Falta de dinheiro prejudica mais os brasileiros do que os europeus

Um indicador apontou que os reflexos da vida financeira afetam diretamente a vida pessoal dos brasileiros. Um exemplo disso, os brasileiros são os que mais têm dificuldades para dormir quando as finanças não estão em dia

Os reflexos de problemas financeiros na vida pessoal e profissional da população são maiores entre os brasileiros, na comparação com os europeus. Estudo divulgado esta semana pela Test-Achats, organização belga de consumidores, mostra que em um indicador que vai de 0 a 100 (quanto mais próximo de zero, menor o impacto ao consumidor), o índice do Brasil é de 23,19. Na Bélgica, por exemplo, é de 10,83. Além disso, os brasileiros são os que mais têm dificuldades para dormir quando as finanças não estão em dia: 24% apontaram problemas para pegar no sono, enquanto na Bélgica a fatia é de 11%.
 
A pesquisa, feita por meio de questionários enviados aos consumidores pela internet, também mostrou o nível de pobreza permanente entre os cidadãos.
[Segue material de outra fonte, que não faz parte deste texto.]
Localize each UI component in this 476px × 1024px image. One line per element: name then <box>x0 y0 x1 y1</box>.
No Brasil, o montante que não tem condições se quer de pagar as contas básicas – como luz, água e telefone – é de 18, 7%. Na Espanha, por exemplo, que tem enfrentado a recessão econômica, a parcela é um pouco menor: 15,8%. Embora a população brasileira seja, muitas vezes, a mais afetada pelos percalços financeiros, quem mais evoluiu na busca por qualidade de vida nos últimos cinco anos foi o Brasil. De 2008 para 2013, o índice saltou de 58,1 para 60 no País. Em Portugal caiu de 68,9 para 47,3.
 
“Não podemos comparar completamente o Brasil com os países europeus, onde a cultura e o histórico social e econômico são diferentes. Mas a pesquisa serve para adicionar uma referência ao País. Quando olhamos as estatísticas da vida coletiva, o Brasil tem uma grande ascensão, a população tem uma percepção melhor sobre a vida coletiva do que nos países europeus”, comenta Ivo Mechels, diretor de relações institucionais e de imprensa da Test-Achats. No Brasil 600 mil pessoas participaram do estudo.